IV. Statutory and Executive Order Reviews
Under the CAA, the Administrator is required to approve a SIP
submission that complies with the provisions of the Act and applicable
Federal regulations. See 42 U.S.C. 7410(k); 40 CFR 52.02(a). Thus, in
reviewing SIP submissions, EPA's role is to approve state choices,
provided that they meet the criteria of the CAA. These actions merely
approve state law as meeting Federal requirements and do not impose
additional requirements beyond those imposed by state law.

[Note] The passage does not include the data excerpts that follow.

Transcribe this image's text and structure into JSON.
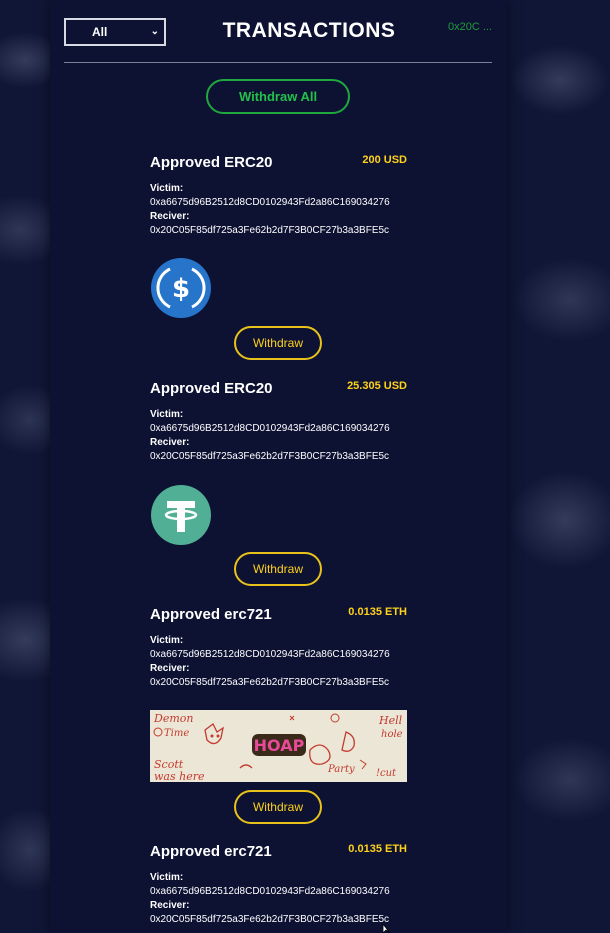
{
  "header": {
    "filter_value": "All",
    "title": "TRANSACTIONS",
    "account": "0x20C ..."
  },
  "withdraw_all_label": "Withdraw All",
  "labels": {
    "victim": "Victim:",
    "receiver": "Reciver:",
    "withdraw": "Withdraw"
  },
  "transactions": [
    {
      "name": "Approved ERC20",
      "amount": "200 USD",
      "victim": "0xa6675d96B2512d8CD0102943Fd2a86C169034276",
      "receiver": "0x20C05F85df725a3Fe62b2d7F3B0CF27b3a3BFE5c",
      "asset_icon": "usdc-icon"
    },
    {
      "name": "Approved ERC20",
      "amount": "25.305 USD",
      "victim": "0xa6675d96B2512d8CD0102943Fd2a86C169034276",
      "receiver": "0x20C05F85df725a3Fe62b2d7F3B0CF27b3a3BFE5c",
      "asset_icon": "tether-icon"
    },
    {
      "name": "Approved erc721",
      "amount": "0.0135 ETH",
      "victim": "0xa6675d96B2512d8CD0102943Fd2a86C169034276",
      "receiver": "0x20C05F85df725a3Fe62b2d7F3B0CF27b3a3BFE5c",
      "asset_icon": "nft-image",
      "nft_text": [
        "Demon",
        "Time",
        "Scott",
        "was here",
        "Party",
        "Hell",
        "hole",
        "!cut",
        "HOAP"
      ]
    },
    {
      "name": "Approved erc721",
      "amount": "0.0135 ETH",
      "victim": "0xa6675d96B2512d8CD0102943Fd2a86C169034276",
      "receiver": "0x20C05F85df725a3Fe62b2d7F3B0CF27b3a3BFE5c"
    }
  ],
  "colors": {
    "panel": "#0d1233",
    "accent_green": "#23c14a",
    "accent_yellow": "#ffd21a",
    "usdc_blue": "#2775ca",
    "tether_green": "#50af95"
  }
}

For that
reason, these actions:
Are not significant regulatory actions subject to review
by the Office of Management and Budget under Executive Orders 12866 (58
FR 51735, October 4, 1993) and 13563 (76 FR 3821, January 21, 2011);
Do not impose an information collection burden under the
provisions of the Paperwork Reduction Act (44 U.S.C. 3501 et seq.);
Are certified as not having a significant economic impact
on a substantial number of small entities under the Regulatory
Flexibility Act (5 U.S.C. 601 et seq.);
Do not contain any unfunded mandate or significantly or
uniquely affect small governments, as described in the Unfunded
Mandates Reform Act of 1995 (Pub. L. 104-4);
Do not have Federalism implications as specified in
Executive Order 13132 (64 FR 43255, August 10, 1999);
[[Page 55509]]
Are not economically significant regulatory actions based
on health or safety risks subject to Executive Order 13045 (62 FR
19885, April 23, 1997);
Are not significant regulatory actions subject to
Executive Order 13211 (66 FR 28355, May 22, 2001);
Are not subject to requirements of Section 12(d) of the
National Technology Transfer and Advancement Act of 1995 (15 U.S.C. 272
note) because application of those requirements would be inconsistent
with the CAA; and
Do not provide EPA with the discretionary authority to
address, as appropriate, disproportionate human health or environmental
effects, using practicable and legally permissible methods, under
Executive Order 12898 (59 FR 7629, February 16, 1994).
The SIP is not approved to apply on any Indian reservation land or
in any other area where EPA or an Indian tribe has demonstrated that a
tribe has jurisdiction. In those areas of Indian country, the rule does
not have tribal implications as specified by Executive Order 13175 (65
FR 67249, November 9, 2000), nor will it impose substantial direct
costs on tribal governments or preempt tribal law.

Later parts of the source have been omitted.